Member of the Massachusetts House of Representatives, 7th Suffolk district
- In office 1965–1969

Personal details
- Born: May 9, 1927 Boston, Massachusetts, U.S.
- Died: September 12, 2019 (aged 92)
- Party: Democratic
- Occupation: Minister

= Michael E. Haynes =

American politician and minister (1927–2019)

Michael E. Haynes (May 9, 1927 – September 12, 2019) was an American minister and politician in the state of Massachusetts.

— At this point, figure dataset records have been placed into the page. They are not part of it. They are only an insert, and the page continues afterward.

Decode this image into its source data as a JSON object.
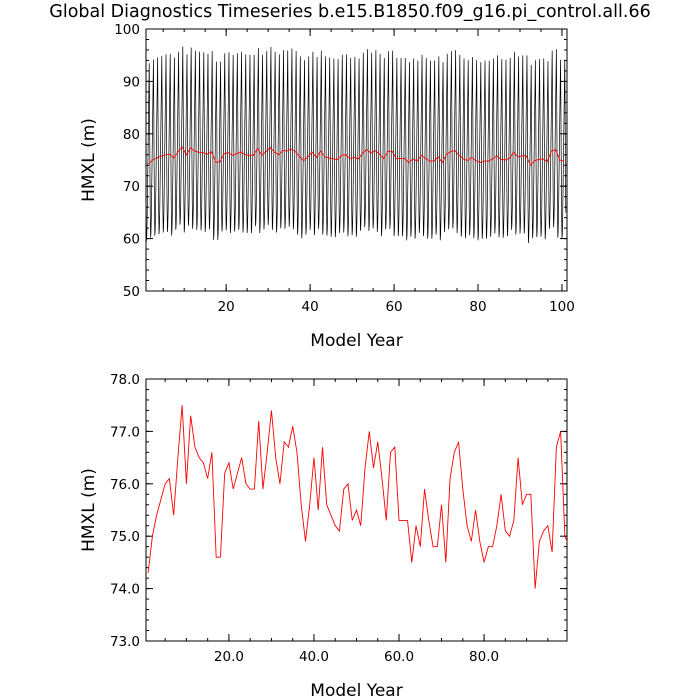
{
  "page": {
    "title": "Global Diagnostics Timeseries b.e15.B1850.f09_g16.pi_control.all.66"
  },
  "colors": {
    "line": "#000000",
    "mean": "#ff0000",
    "axis": "#000000"
  },
  "chart_data": [
    {
      "type": "line",
      "xlabel": "Model Year",
      "ylabel": "HMXL (m)",
      "xlim": [
        0.9,
        101.2
      ],
      "ylim": [
        50,
        100
      ],
      "xticks": [
        20,
        40,
        60,
        80,
        100
      ],
      "xtick_labels": [
        "20",
        "40",
        "60",
        "80",
        "100"
      ],
      "yticks": [
        50,
        60,
        70,
        80,
        90,
        100
      ],
      "ytick_labels": [
        "50",
        "60",
        "70",
        "80",
        "90",
        "100"
      ],
      "grid": false,
      "series": [
        {
          "kind": "monthly",
          "color": "#000000",
          "seasonal_profile": [
            62,
            63,
            66,
            71,
            76,
            81,
            86,
            91,
            96,
            87,
            76,
            67
          ],
          "annual_means": [
            74.3,
            75.0,
            75.4,
            75.7,
            76.0,
            76.1,
            75.4,
            76.5,
            77.5,
            76.0,
            77.3,
            76.7,
            76.5,
            76.4,
            76.1,
            76.6,
            74.6,
            74.6,
            76.2,
            76.4,
            75.9,
            76.2,
            76.5,
            76.0,
            75.9,
            75.9,
            77.2,
            75.9,
            76.6,
            77.4,
            76.5,
            76.0,
            76.8,
            76.7,
            77.1,
            76.6,
            75.6,
            74.9,
            75.6,
            76.5,
            75.5,
            76.7,
            75.6,
            75.4,
            75.2,
            75.1,
            75.9,
            76.0,
            75.3,
            75.5,
            75.2,
            76.3,
            77.0,
            76.3,
            76.8,
            76.1,
            75.3,
            76.6,
            76.7,
            75.3,
            75.3,
            75.3,
            74.5,
            75.2,
            74.8,
            75.9,
            75.3,
            74.8,
            74.8,
            75.6,
            74.5,
            76.1,
            76.6,
            76.8,
            75.9,
            75.2,
            74.9,
            75.5,
            74.9,
            74.5,
            74.8,
            74.8,
            75.2,
            75.8,
            75.1,
            75.0,
            75.3,
            76.5,
            75.6,
            75.8,
            75.8,
            74.0,
            74.9,
            75.1,
            75.2,
            74.7,
            76.7,
            77.0,
            75.0,
            74.8
          ]
        },
        {
          "kind": "annual_mean",
          "color": "#ff0000",
          "x_start": 1.5,
          "x_step": 1
        }
      ]
    },
    {
      "type": "line",
      "xlabel": "Model Year",
      "ylabel": "HMXL (m)",
      "xlim": [
        0.5,
        99.5
      ],
      "ylim": [
        73.0,
        78.0
      ],
      "xticks": [
        20,
        40,
        60,
        80
      ],
      "xtick_labels": [
        "20.0",
        "40.0",
        "60.0",
        "80.0"
      ],
      "yticks": [
        73,
        74,
        75,
        76,
        77,
        78
      ],
      "ytick_labels": [
        "73.0",
        "74.0",
        "75.0",
        "76.0",
        "77.0",
        "78.0"
      ],
      "grid": false,
      "series": [
        {
          "kind": "annual_mean",
          "color": "#ff0000",
          "x_start": 1,
          "x_step": 1,
          "values": [
            74.3,
            75.0,
            75.4,
            75.7,
            76.0,
            76.1,
            75.4,
            76.5,
            77.5,
            76.0,
            77.3,
            76.7,
            76.5,
            76.4,
            76.1,
            76.6,
            74.6,
            74.6,
            76.2,
            76.4,
            75.9,
            76.2,
            76.5,
            76.0,
            75.9,
            75.9,
            77.2,
            75.9,
            76.6,
            77.4,
            76.5,
            76.0,
            76.8,
            76.7,
            77.1,
            76.6,
            75.6,
            74.9,
            75.6,
            76.5,
            75.5,
            76.7,
            75.6,
            75.4,
            75.2,
            75.1,
            75.9,
            76.0,
            75.3,
            75.5,
            75.2,
            76.3,
            77.0,
            76.3,
            76.8,
            76.1,
            75.3,
            76.6,
            76.7,
            75.3,
            75.3,
            75.3,
            74.5,
            75.2,
            74.8,
            75.9,
            75.3,
            74.8,
            74.8,
            75.6,
            74.5,
            76.1,
            76.6,
            76.8,
            75.9,
            75.2,
            74.9,
            75.5,
            74.9,
            74.5,
            74.8,
            74.8,
            75.2,
            75.8,
            75.1,
            75.0,
            75.3,
            76.5,
            75.6,
            75.8,
            75.8,
            74.0,
            74.9,
            75.1,
            75.2,
            74.7,
            76.7,
            77.0,
            75.0,
            74.8
          ]
        }
      ]
    }
  ]
}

His parents, Gustavus and Edna, were immigrants from Barbados.

==Education and career==
He was educated at Boston English High School, graduating in 1944, and earned his bachelor's degree from New England School of Theology in 1949. He later completed graduate studies at Shelton College. He served in the Massachusetts House of Representatives from 1965 to 1968, representing Roxbury, Massachusetts. Haynes was appointed to the state parole board by Governor Francis Sargent. He was also a member of the Boston Mayor's Committee on Violence and the Attorney General's Advisory Committee on Drug Addiction. He was pastor at Twelfth Baptist Church in Roxbury from 1964 to 2004.

During the 1960s and 1970s Haynes played an active role in the civil rights movement. In 1965, he helped plan Martin Luther King Jr.'s entrance into Boston when he came to speak on Boston Common that spring. The major focus of King's speech on April 23 was school desegregation in Boston.

The Haynes Early Education school located in Roxbury was named in his honor.

On November 9, 2006, Northeastern University President Joseph E. Aoun met with members of the Black Ministerial Alliance of Massachusetts to discuss possible collaborations between Northeastern and Lower Roxbury clergy. During the meeting, Haynes suggested the university create a history of the African American community in Lower Roxbury. As a result, Aoun appointed Joseph D. Warren, at that time Special Assistant to the Director of Government Relations and Community Affairs, to oversee the Lower Roxbury Black History Project. Warren appointed an advisory board consisting of Haynes, Massachusetts State Representative Byron Rushing, Northeastern University Archivist Joan D. Krizack, and Northeastern University history professors.

==Personal life==
His older brother was jazz drummer Roy Haynes.

Michael Haynes died on September 12, 2019.